A while ago I did a couple little paper models of some Futurama characters which were a lot of fun. Recently I've been waiting to see a space shuttle launch with @spacekate and after visiting so many museums and NASA facilities I really wanted a model of a rocket.
The think about models is they are pretty boring unless you build them yourself. After the success of the Futurama figures I thought I would look and see what paper models there are for space. It turns out there are quite a lot. So many that there are whole forums based around it. Kate recently wrote a great overview of some of the choices in paper spacecraft.
Building the Rocket
I wanted to do a kind of build log but I was so excited by actually building the thing that I didn't bother to take any pictures of the process. I will say that it was hard. Some of the pieces are only fractions of a millimeter wide at points. I didn't even think one could cut and fold anything so tiny. As it turns out as long as you have patience and a steady hand those details are not as impossible as it might seem.

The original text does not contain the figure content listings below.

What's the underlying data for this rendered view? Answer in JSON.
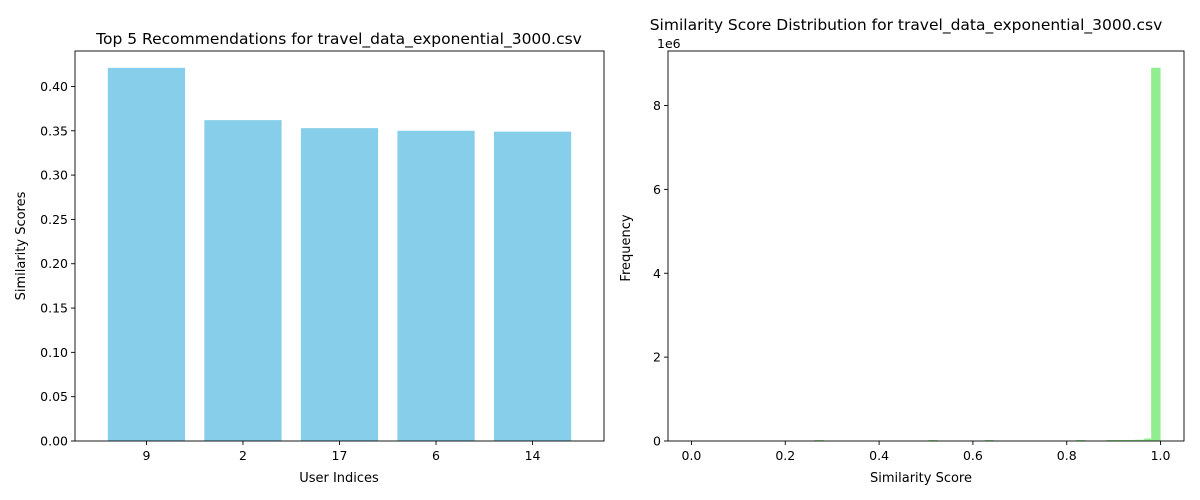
{
  "chart_data": [
    {
      "type": "bar",
      "title": "Top 5 Recommendations for travel_data_exponential_3000.csv",
      "xlabel": "User Indices",
      "ylabel": "Similarity Scores",
      "categories": [
        "9",
        "2",
        "17",
        "6",
        "14"
      ],
      "values": [
        0.421,
        0.362,
        0.353,
        0.35,
        0.349
      ],
      "ylim": [
        0,
        0.44
      ],
      "yticks": [
        0.0,
        0.05,
        0.1,
        0.15,
        0.2,
        0.25,
        0.3,
        0.35,
        0.4
      ],
      "ytick_labels": [
        "0.00",
        "0.05",
        "0.10",
        "0.15",
        "0.20",
        "0.25",
        "0.30",
        "0.35",
        "0.40"
      ],
      "color": "#87ceeb",
      "grid": false
    },
    {
      "type": "bar",
      "subtype": "histogram",
      "title": "Similarity Score Distribution for travel_data_exponential_3000.csv",
      "xlabel": "Similarity Score",
      "ylabel": "Frequency",
      "scale_note": "1e6",
      "bins": [
        {
          "x0": 0.262,
          "x1": 0.282,
          "value": 6000
        },
        {
          "x0": 0.505,
          "x1": 0.525,
          "value": 8000
        },
        {
          "x0": 0.625,
          "x1": 0.645,
          "value": 10000
        },
        {
          "x0": 0.82,
          "x1": 0.84,
          "value": 8000
        },
        {
          "x0": 0.885,
          "x1": 0.905,
          "value": 12000
        },
        {
          "x0": 0.905,
          "x1": 0.925,
          "value": 16000
        },
        {
          "x0": 0.925,
          "x1": 0.945,
          "value": 20000
        },
        {
          "x0": 0.945,
          "x1": 0.965,
          "value": 30000
        },
        {
          "x0": 0.965,
          "x1": 0.98,
          "value": 60000
        },
        {
          "x0": 0.98,
          "x1": 1.0,
          "value": 8900000
        }
      ],
      "xlim": [
        -0.05,
        1.05
      ],
      "ylim": [
        0,
        9300000
      ],
      "xticks": [
        0.0,
        0.2,
        0.4,
        0.6,
        0.8,
        1.0
      ],
      "xtick_labels": [
        "0.0",
        "0.2",
        "0.4",
        "0.6",
        "0.8",
        "1.0"
      ],
      "yticks": [
        0,
        2000000,
        4000000,
        6000000,
        8000000
      ],
      "ytick_labels": [
        "0",
        "2",
        "4",
        "6",
        "8"
      ],
      "color": "#90ee90",
      "grid": false
    }
  ]
}
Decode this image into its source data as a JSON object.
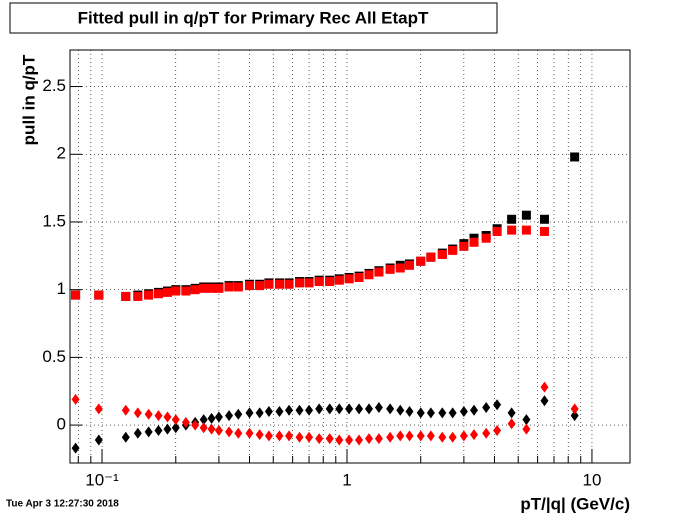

One really nice thing that I found out is making models is a great way to learn about how the rockets work. After spending 2 hours making a hydrogen peroxide fill plate, I will forever remember where that is on a Mercury Redstone and that the engines used H2O2 to run the fuel pumps. I learned about the umbilical fairings and the surprisingly low tech straps on the hold down ring under the capsule. I'm beginning to think that this is my favorite rocket. But that will change as soon as I build the next one!